Quanto mais difícil e mais complexo for desalfandegar, maior é o serviço prestado para desalfandegar, mais caro é e mais útil será uma entidade [como a Cacesa].
Depois, quanto a um possível impacto de novas taxas alfandegárias nos preços dos produtos — e, ultimamente, na procura dos consumidores –, o líder dos Correios relativizou a questão.
“Eu tenho um Apple Watch genuíno, com uma pulseira que não é da Apple, mas que é igual à normal — e, provavelmente, feita no mesmo sítio. Custou 1,8 euros. Se a União Europeia tivesse a tentação absurda de impor, digamos, 50% de sobretaxa, a pulseira ia passar a custar uns 2,5 euros. Na Apple custa creio que 100 euros. Portanto, há aqui um tema de elasticidade por via do aumento do preço que eu diria que é completamente irrelevante para a esmagadora maioria dos produtos comprados nestas plataformas”, exemplificou.
Por outras palavras, e numa altura em que a competitividade da Europa é um tema em forte discussão, João Bento diz que nenhuma taxa ou imposto resolveria um dos problemas que enfrenta o continente europeu neste momento: “Aquilo que está aqui em causa é um tema que não é resolvido nem com impostos nem com medidas dessa natureza: é uma assimetria gigante entre a produtividade e os preços dos produtos produzidos na Ásia — e na China em particular, para nos centrarmos na Temu — e o fabrico noutros sítios”, comentou.

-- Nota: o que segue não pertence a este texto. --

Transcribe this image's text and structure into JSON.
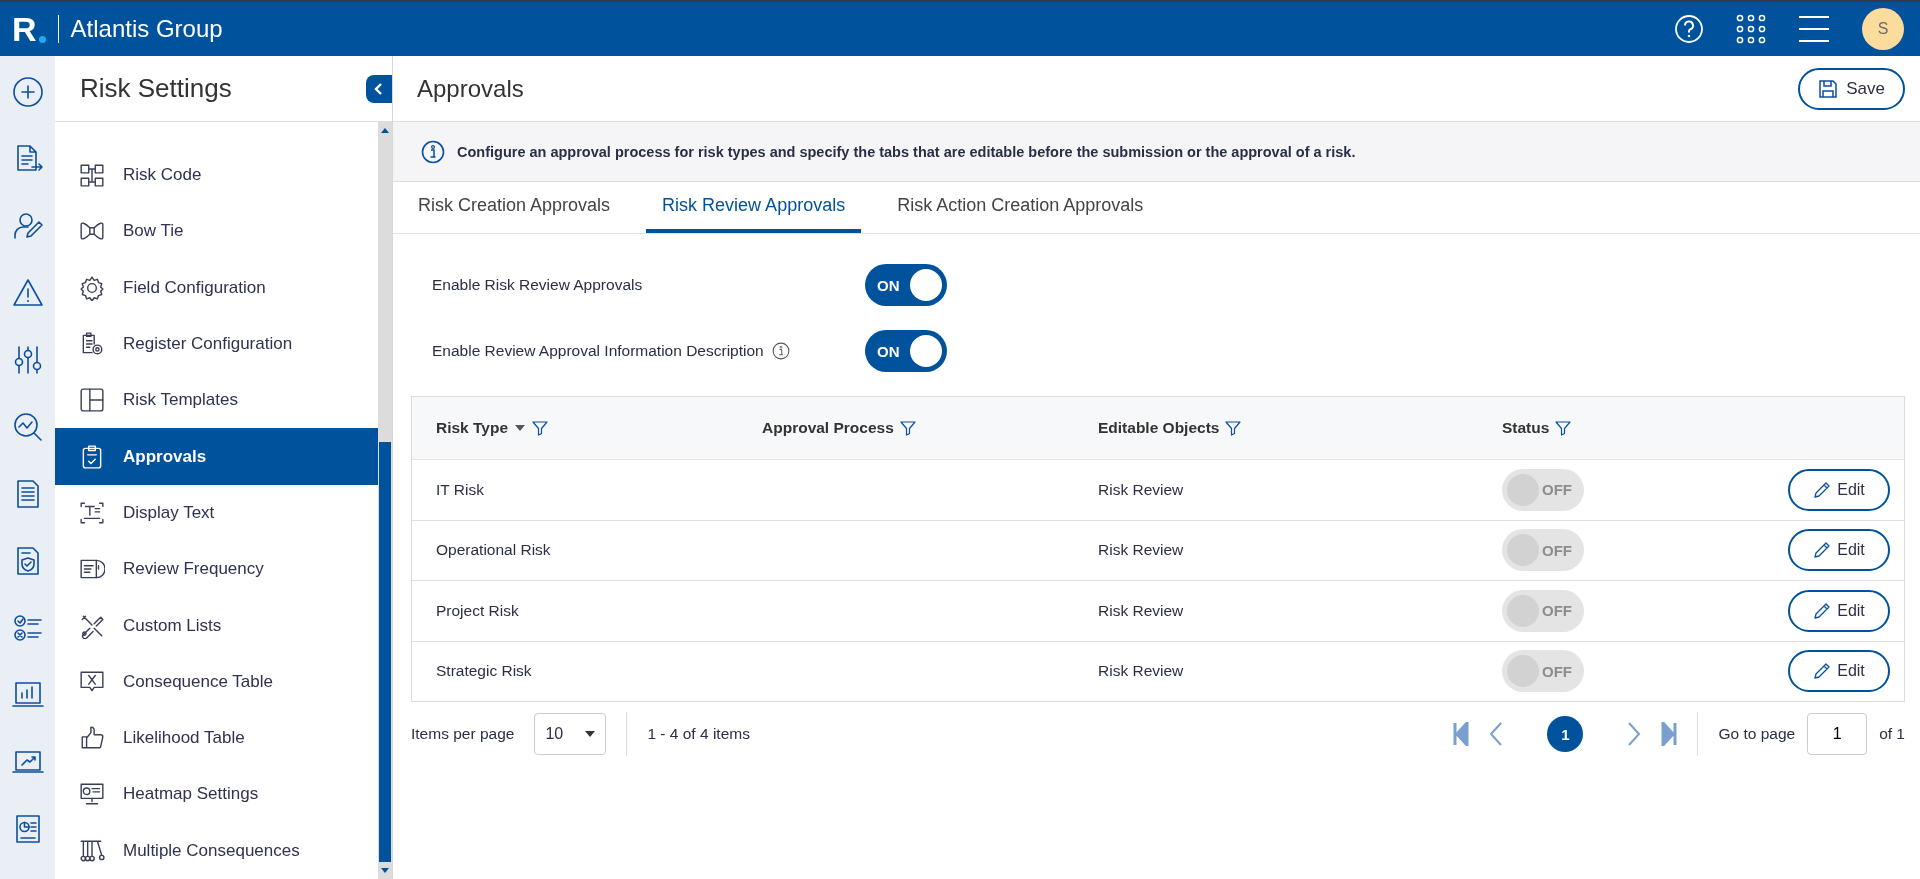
{
  "header": {
    "logo": "R",
    "org": "Atlantis Group",
    "avatar": "S"
  },
  "sidebar": {
    "title": "Risk Settings",
    "items": [
      {
        "label": "Risk Code",
        "selected": false
      },
      {
        "label": "Bow Tie",
        "selected": false
      },
      {
        "label": "Field Configuration",
        "selected": false
      },
      {
        "label": "Register Configuration",
        "selected": false
      },
      {
        "label": "Risk Templates",
        "selected": false
      },
      {
        "label": "Approvals",
        "selected": true
      },
      {
        "label": "Display Text",
        "selected": false
      },
      {
        "label": "Review Frequency",
        "selected": false
      },
      {
        "label": "Custom Lists",
        "selected": false
      },
      {
        "label": "Consequence Table",
        "selected": false
      },
      {
        "label": "Likelihood Table",
        "selected": false
      },
      {
        "label": "Heatmap Settings",
        "selected": false
      },
      {
        "label": "Multiple Consequences",
        "selected": false
      }
    ]
  },
  "page": {
    "title": "Approvals",
    "save": "Save",
    "info": "Configure an approval process for risk types and specify the tabs that are editable before the submission or the approval of a risk.",
    "tabs": [
      {
        "label": "Risk Creation Approvals",
        "selected": false
      },
      {
        "label": "Risk Review Approvals",
        "selected": true
      },
      {
        "label": "Risk Action Creation Approvals",
        "selected": false
      }
    ],
    "settings": [
      {
        "label": "Enable Risk Review Approvals",
        "info": false,
        "on": true,
        "state_text": "ON"
      },
      {
        "label": "Enable Review Approval Information Description",
        "info": true,
        "on": true,
        "state_text": "ON"
      }
    ]
  },
  "table": {
    "columns": [
      {
        "label": "Risk Type",
        "sorted": true
      },
      {
        "label": "Approval Process",
        "sorted": false
      },
      {
        "label": "Editable Objects",
        "sorted": false
      },
      {
        "label": "Status",
        "sorted": false
      }
    ],
    "rows": [
      {
        "risk_type": "IT Risk",
        "editable_objects": "Risk Review",
        "status": {
          "on": false,
          "disabled": true,
          "text": "OFF"
        },
        "action": "Edit"
      },
      {
        "risk_type": "Operational Risk",
        "editable_objects": "Risk Review",
        "status": {
          "on": false,
          "disabled": true,
          "text": "OFF"
        },
        "action": "Edit"
      },
      {
        "risk_type": "Project Risk",
        "editable_objects": "Risk Review",
        "status": {
          "on": false,
          "disabled": true,
          "text": "OFF"
        },
        "action": "Edit"
      },
      {
        "risk_type": "Strategic Risk",
        "editable_objects": "Risk Review",
        "status": {
          "on": false,
          "disabled": true,
          "text": "OFF"
        },
        "action": "Edit"
      }
    ]
  },
  "pager": {
    "items_label": "Items per page",
    "page_size": "10",
    "range": "1 - 4 of 4 items",
    "pages": [
      {
        "label": "1",
        "selected": true
      }
    ],
    "goto_label": "Go to page",
    "goto_value": "1",
    "of": "of 1"
  }
}
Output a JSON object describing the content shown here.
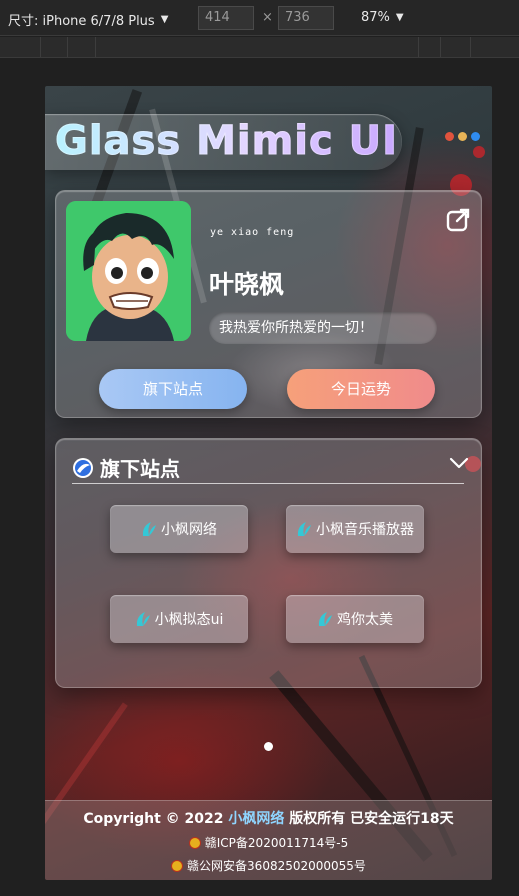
{
  "devtools": {
    "device_label": "尺寸: iPhone 6/7/8 Plus",
    "width": "414",
    "height": "736",
    "times": "×",
    "zoom": "87%"
  },
  "header": {
    "title": "Glass Mimic UI",
    "window_dots": [
      "#e0533d",
      "#e8b457",
      "#2f8cf0"
    ]
  },
  "profile": {
    "handle": "ye xiao feng",
    "name": "叶晓枫",
    "motto": "我热爱你所热爱的一切！",
    "btn_sites": "旗下站点",
    "btn_fortune": "今日运势"
  },
  "sites": {
    "title": "旗下站点",
    "items": [
      {
        "label": "小枫网络"
      },
      {
        "label": "小枫音乐播放器"
      },
      {
        "label": "小枫拟态ui"
      },
      {
        "label": "鸡你太美"
      }
    ]
  },
  "footer": {
    "copyright_prefix": "Copyright © 2022 ",
    "brand": "小枫网络",
    "copyright_suffix": " 版权所有 已安全运行18天",
    "icp": "赣ICP备2020011714号-5",
    "police": "赣公网安备36082502000055号"
  }
}
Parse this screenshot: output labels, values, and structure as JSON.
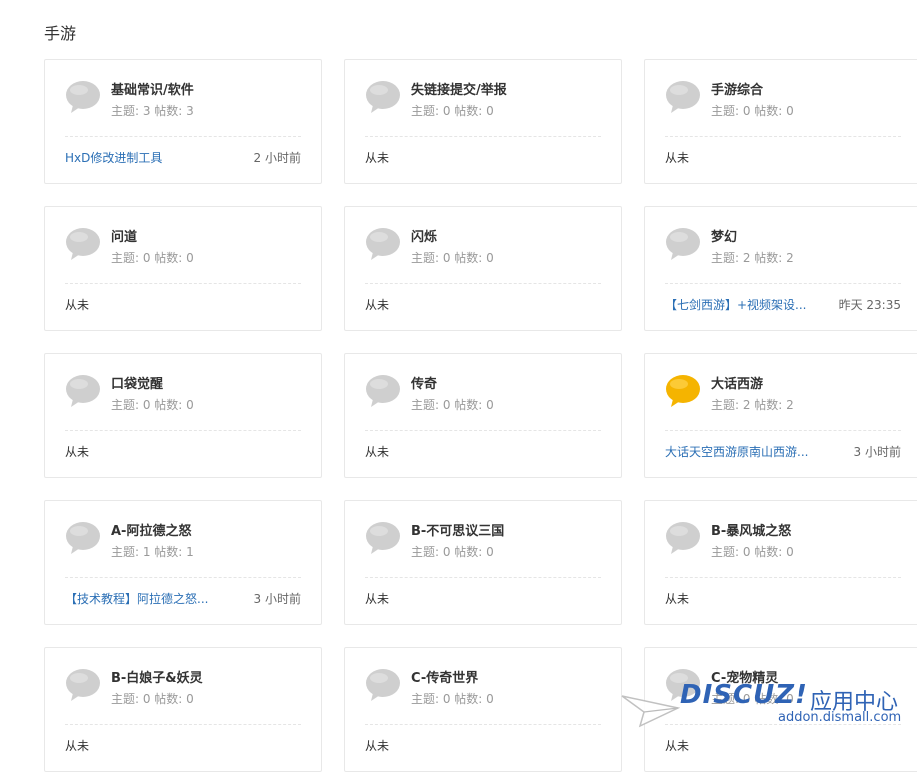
{
  "section_title": "手游",
  "forums": [
    {
      "name": "基础常识/软件",
      "topics_label": "主题:",
      "topics": "3",
      "posts_label": "帖数:",
      "posts": "3",
      "last": "HxD修改进制工具",
      "time": "2 小时前",
      "icon": "chat-bubble-gray"
    },
    {
      "name": "失链接提交/举报",
      "topics_label": "主题:",
      "topics": "0",
      "posts_label": "帖数:",
      "posts": "0",
      "last": "从未",
      "time": "",
      "icon": "chat-bubble-gray"
    },
    {
      "name": "手游综合",
      "topics_label": "主题:",
      "topics": "0",
      "posts_label": "帖数:",
      "posts": "0",
      "last": "从未",
      "time": "",
      "icon": "chat-bubble-gray"
    },
    {
      "name": "问道",
      "topics_label": "主题:",
      "topics": "0",
      "posts_label": "帖数:",
      "posts": "0",
      "last": "从未",
      "time": "",
      "icon": "chat-bubble-gray"
    },
    {
      "name": "闪烁",
      "topics_label": "主题:",
      "topics": "0",
      "posts_label": "帖数:",
      "posts": "0",
      "last": "从未",
      "time": "",
      "icon": "chat-bubble-gray"
    },
    {
      "name": "梦幻",
      "topics_label": "主题:",
      "topics": "2",
      "posts_label": "帖数:",
      "posts": "2",
      "last": "【七剑西游】+视频架设...",
      "time": "昨天 23:35",
      "icon": "chat-bubble-gray"
    },
    {
      "name": "口袋觉醒",
      "topics_label": "主题:",
      "topics": "0",
      "posts_label": "帖数:",
      "posts": "0",
      "last": "从未",
      "time": "",
      "icon": "chat-bubble-gray"
    },
    {
      "name": "传奇",
      "topics_label": "主题:",
      "topics": "0",
      "posts_label": "帖数:",
      "posts": "0",
      "last": "从未",
      "time": "",
      "icon": "chat-bubble-gray"
    },
    {
      "name": "大话西游",
      "topics_label": "主题:",
      "topics": "2",
      "posts_label": "帖数:",
      "posts": "2",
      "last": "大话天空西游原南山西游...",
      "time": "3 小时前",
      "icon": "chat-bubble-yellow"
    },
    {
      "name": "A-阿拉德之怒",
      "topics_label": "主题:",
      "topics": "1",
      "posts_label": "帖数:",
      "posts": "1",
      "last": "【技术教程】阿拉德之怒...",
      "time": "3 小时前",
      "icon": "chat-bubble-gray"
    },
    {
      "name": "B-不可思议三国",
      "topics_label": "主题:",
      "topics": "0",
      "posts_label": "帖数:",
      "posts": "0",
      "last": "从未",
      "time": "",
      "icon": "chat-bubble-gray"
    },
    {
      "name": "B-暴风城之怒",
      "topics_label": "主题:",
      "topics": "0",
      "posts_label": "帖数:",
      "posts": "0",
      "last": "从未",
      "time": "",
      "icon": "chat-bubble-gray"
    },
    {
      "name": "B-白娘子&妖灵",
      "topics_label": "主题:",
      "topics": "0",
      "posts_label": "帖数:",
      "posts": "0",
      "last": "从未",
      "time": "",
      "icon": "chat-bubble-gray"
    },
    {
      "name": "C-传奇世界",
      "topics_label": "主题:",
      "topics": "0",
      "posts_label": "帖数:",
      "posts": "0",
      "last": "从未",
      "time": "",
      "icon": "chat-bubble-gray"
    },
    {
      "name": "C-宠物精灵",
      "topics_label": "主题:",
      "topics": "0",
      "posts_label": "帖数:",
      "posts": "0",
      "last": "从未",
      "time": "",
      "icon": "chat-bubble-gray"
    }
  ],
  "watermark": {
    "brand": "DISCUZ!",
    "cn": "应用中心",
    "url": "addon.dismall.com"
  },
  "colors": {
    "link": "#2b6fb5",
    "gray_icon": "#cccccc",
    "yellow_icon": "#f5b400"
  }
}
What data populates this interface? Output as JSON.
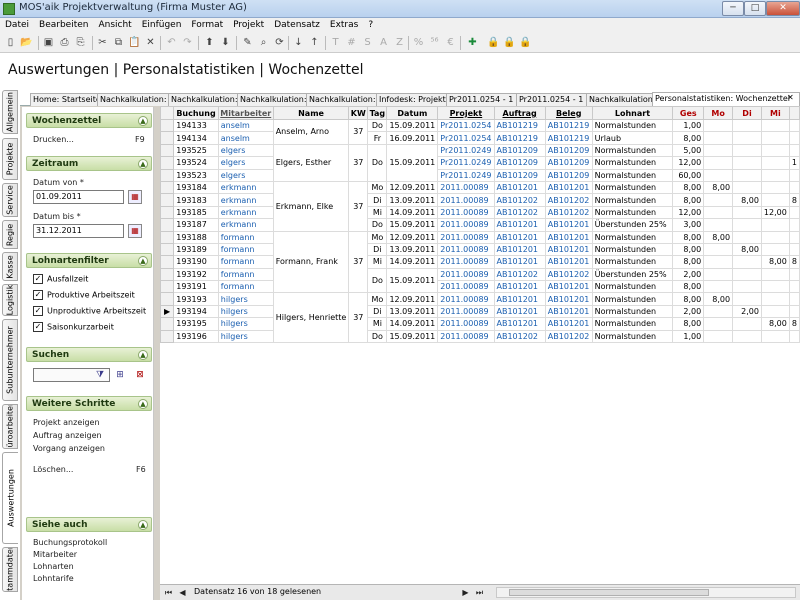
{
  "window": {
    "title": "MOS'aik Projektverwaltung (Firma Muster AG)",
    "min": "─",
    "max": "□",
    "close": "✕"
  },
  "menu": [
    "Datei",
    "Bearbeiten",
    "Ansicht",
    "Einfügen",
    "Format",
    "Projekt",
    "Datensatz",
    "Extras",
    "?"
  ],
  "toolbar": {
    "icons": [
      "new-icon",
      "open-icon",
      "save-icon",
      "print-icon",
      "print-preview-icon",
      "cut-icon",
      "copy-icon",
      "paste-icon",
      "delete-icon",
      "undo-icon",
      "redo-icon",
      "up-icon",
      "down-icon",
      "edit-icon",
      "search-icon",
      "refresh-icon",
      "sort-asc-icon",
      "sort-desc-icon",
      "t-icon",
      "hash-icon",
      "s-icon",
      "a-icon",
      "z-icon",
      "percent-icon",
      "decimal-icon",
      "currency-icon",
      "tools-icon",
      "lock-blue-icon",
      "lock-yellow-icon",
      "lock-red-icon"
    ],
    "glyphs": [
      "▯",
      "📂",
      "▣",
      "⎙",
      "⎘",
      "✂",
      "⧉",
      "📋",
      "✕",
      "↶",
      "↷",
      "⬆",
      "⬇",
      "✎",
      "⌕",
      "⟳",
      "↓",
      "↑",
      "T",
      "#",
      "S",
      "A",
      "Z",
      "%",
      "⁵⁶",
      "€",
      "✚",
      "🔒",
      "🔒",
      "🔒"
    ]
  },
  "page_title": "Auswertungen | Personalstatistiken | Wochenzettel",
  "side_tabs": [
    "Allgemein",
    "Projekte",
    "Service",
    "Regie",
    "Kasse",
    "Logistik",
    "Subunternehmer",
    "Büroarbeiten",
    "Auswertungen",
    "Stammdaten"
  ],
  "doc_tabs": [
    "Home: Startseite",
    "Nachkalkulation:",
    "Nachkalkulation:",
    "Nachkalkulation:",
    "Nachkalkulation:",
    "Infodesk: Projekt",
    "Pr2011.0254 - 1",
    "Pr2011.0254 - 1",
    "Nachkalkulation:",
    "Personalstatistiken: Wochenzettel"
  ],
  "left": {
    "wochenzettel": {
      "title": "Wochenzettel",
      "action": "Drucken...",
      "key": "F9"
    },
    "zeitraum": {
      "title": "Zeitraum",
      "von_label": "Datum von *",
      "von": "01.09.2011",
      "bis_label": "Datum bis *",
      "bis": "31.12.2011"
    },
    "lohnarten": {
      "title": "Lohnartenfilter",
      "items": [
        "Ausfallzeit",
        "Produktive Arbeitszeit",
        "Unproduktive Arbeitszeit",
        "Saisonkurzarbeit"
      ]
    },
    "suchen": {
      "title": "Suchen"
    },
    "weitere": {
      "title": "Weitere Schritte",
      "items": [
        "Projekt anzeigen",
        "Auftrag anzeigen",
        "Vorgang anzeigen"
      ],
      "loeschen": "Löschen...",
      "loeschen_key": "F6"
    },
    "siehe": {
      "title": "Siehe auch",
      "items": [
        "Buchungsprotokoll",
        "Mitarbeiter",
        "Lohnarten",
        "Lohntarife"
      ]
    }
  },
  "grid": {
    "headers": [
      "Buchung",
      "Mitarbeiter",
      "Name",
      "KW",
      "Tag",
      "Datum",
      "Projekt",
      "Auftrag",
      "Beleg",
      "Lohnart",
      "Ges",
      "Mo",
      "Di",
      "Mi",
      ""
    ],
    "rows": [
      {
        "b": "194133",
        "m": "anselm",
        "tag": "Do",
        "datum": "15.09.2011",
        "p": "Pr2011.0254",
        "a": "AB101219",
        "be": "AB101219",
        "l": "Normalstunden",
        "ges": "1,00",
        "mo": "",
        "di": "",
        "mi": ""
      },
      {
        "b": "194134",
        "m": "anselm",
        "tag": "Fr",
        "datum": "16.09.2011",
        "p": "Pr2011.0254",
        "a": "AB101219",
        "be": "AB101219",
        "l": "Urlaub",
        "ges": "8,00",
        "mo": "",
        "di": "",
        "mi": ""
      },
      {
        "b": "193525",
        "m": "elgers",
        "tag": "",
        "datum": "",
        "p": "Pr2011.0249",
        "a": "AB101209",
        "be": "AB101209",
        "l": "Normalstunden",
        "ges": "5,00",
        "mo": "",
        "di": "",
        "mi": ""
      },
      {
        "b": "193524",
        "m": "elgers",
        "tag": "Do",
        "datum": "15.09.2011",
        "p": "Pr2011.0249",
        "a": "AB101209",
        "be": "AB101209",
        "l": "Normalstunden",
        "ges": "12,00",
        "mo": "",
        "di": "",
        "mi": ""
      },
      {
        "b": "193523",
        "m": "elgers",
        "tag": "",
        "datum": "",
        "p": "Pr2011.0249",
        "a": "AB101209",
        "be": "AB101209",
        "l": "Normalstunden",
        "ges": "60,00",
        "mo": "",
        "di": "",
        "mi": ""
      },
      {
        "b": "193184",
        "m": "erkmann",
        "tag": "Mo",
        "datum": "12.09.2011",
        "p": "2011.00089",
        "a": "AB101201",
        "be": "AB101201",
        "l": "Normalstunden",
        "ges": "8,00",
        "mo": "8,00",
        "di": "",
        "mi": ""
      },
      {
        "b": "193183",
        "m": "erkmann",
        "tag": "Di",
        "datum": "13.09.2011",
        "p": "2011.00089",
        "a": "AB101202",
        "be": "AB101202",
        "l": "Normalstunden",
        "ges": "8,00",
        "mo": "",
        "di": "8,00",
        "mi": ""
      },
      {
        "b": "193185",
        "m": "erkmann",
        "tag": "Mi",
        "datum": "14.09.2011",
        "p": "2011.00089",
        "a": "AB101202",
        "be": "AB101202",
        "l": "Normalstunden",
        "ges": "12,00",
        "mo": "",
        "di": "",
        "mi": "12,00"
      },
      {
        "b": "193187",
        "m": "erkmann",
        "tag": "Do",
        "datum": "15.09.2011",
        "p": "2011.00089",
        "a": "AB101201",
        "be": "AB101201",
        "l": "Überstunden 25%",
        "ges": "3,00",
        "mo": "",
        "di": "",
        "mi": ""
      },
      {
        "b": "193188",
        "m": "formann",
        "tag": "Mo",
        "datum": "12.09.2011",
        "p": "2011.00089",
        "a": "AB101201",
        "be": "AB101201",
        "l": "Normalstunden",
        "ges": "8,00",
        "mo": "8,00",
        "di": "",
        "mi": ""
      },
      {
        "b": "193189",
        "m": "formann",
        "tag": "Di",
        "datum": "13.09.2011",
        "p": "2011.00089",
        "a": "AB101201",
        "be": "AB101201",
        "l": "Normalstunden",
        "ges": "8,00",
        "mo": "",
        "di": "8,00",
        "mi": ""
      },
      {
        "b": "193190",
        "m": "formann",
        "tag": "Mi",
        "datum": "14.09.2011",
        "p": "2011.00089",
        "a": "AB101201",
        "be": "AB101201",
        "l": "Normalstunden",
        "ges": "8,00",
        "mo": "",
        "di": "",
        "mi": "8,00"
      },
      {
        "b": "193192",
        "m": "formann",
        "tag": "",
        "datum": "",
        "p": "2011.00089",
        "a": "AB101202",
        "be": "AB101202",
        "l": "Überstunden 25%",
        "ges": "2,00",
        "mo": "",
        "di": "",
        "mi": ""
      },
      {
        "b": "193191",
        "m": "formann",
        "tag": "",
        "datum": "",
        "p": "2011.00089",
        "a": "AB101201",
        "be": "AB101201",
        "l": "Normalstunden",
        "ges": "8,00",
        "mo": "",
        "di": "",
        "mi": ""
      },
      {
        "b": "193193",
        "m": "hilgers",
        "tag": "Mo",
        "datum": "12.09.2011",
        "p": "2011.00089",
        "a": "AB101201",
        "be": "AB101201",
        "l": "Normalstunden",
        "ges": "8,00",
        "mo": "8,00",
        "di": "",
        "mi": ""
      },
      {
        "b": "193194",
        "m": "hilgers",
        "tag": "Di",
        "datum": "13.09.2011",
        "p": "2011.00089",
        "a": "AB101201",
        "be": "AB101201",
        "l": "Normalstunden",
        "ges": "2,00",
        "mo": "",
        "di": "2,00",
        "mi": ""
      },
      {
        "b": "193195",
        "m": "hilgers",
        "tag": "Mi",
        "datum": "14.09.2011",
        "p": "2011.00089",
        "a": "AB101201",
        "be": "AB101201",
        "l": "Normalstunden",
        "ges": "8,00",
        "mo": "",
        "di": "",
        "mi": "8,00"
      },
      {
        "b": "193196",
        "m": "hilgers",
        "tag": "",
        "datum": "15.09.2011",
        "p": "2011.00089",
        "a": "AB101202",
        "be": "AB101202",
        "l": "Normalstunden",
        "ges": "1,00",
        "mo": "",
        "di": "",
        "mi": ""
      }
    ],
    "groups": [
      {
        "start": 0,
        "span": 2,
        "name": "Anselm, Arno",
        "kw": "37"
      },
      {
        "start": 2,
        "span": 3,
        "name": "Elgers, Esther",
        "kw": "37",
        "tag": "Do",
        "datum": "15.09.2011"
      },
      {
        "start": 5,
        "span": 4,
        "name": "Erkmann, Elke",
        "kw": "37"
      },
      {
        "start": 9,
        "span": 5,
        "name": "Formann, Frank",
        "kw": "37",
        "tag": "Do",
        "datum": "15.09.2011"
      },
      {
        "start": 14,
        "span": 4,
        "name": "Hilgers, Henriette",
        "kw": "37",
        "tag": "Do"
      }
    ],
    "current_row": 15,
    "extra_right": {
      "3": "1",
      "6": "8",
      "11": "8",
      "15": "",
      "16": "8"
    }
  },
  "status": {
    "text": "Datensatz 16 von 18 gelesenen"
  }
}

Os CTT aceitaram pagar a um conjunto de investidores, com um fundo de private equity à cabeça, 104 milhões de euros para ficarem com a operação da Cacesa, acima dos 91 milhões de enterprise value da companhia (“pagámos um bocadinho mais porque a companhia tem dinheiro”, atirou João Bento). “Do ponto de vista estratégico, há um enorme fit“, disse.
Guy Pacheco, administrador financeiro dos CTT — ou “o dono do dinheiro”, nas palavras do CEO –, concorda. “De facto é uma operação que tem muita cola estratégica connosco, uma vez que nos vai permitir ganhar elos da cadeia um bocadinho a montante. Há bastantes sinergias, serviços que consumimos de terceiros e que vamos poder fazê-lo no âmbito da Cacesa”, afirmou.
Se for aprovada pelos reguladores, a Cacesa, fundada no final dos anos 80 pela companhia aérea Ibéria, será portuguesa algures em março ou abril do próximo ano.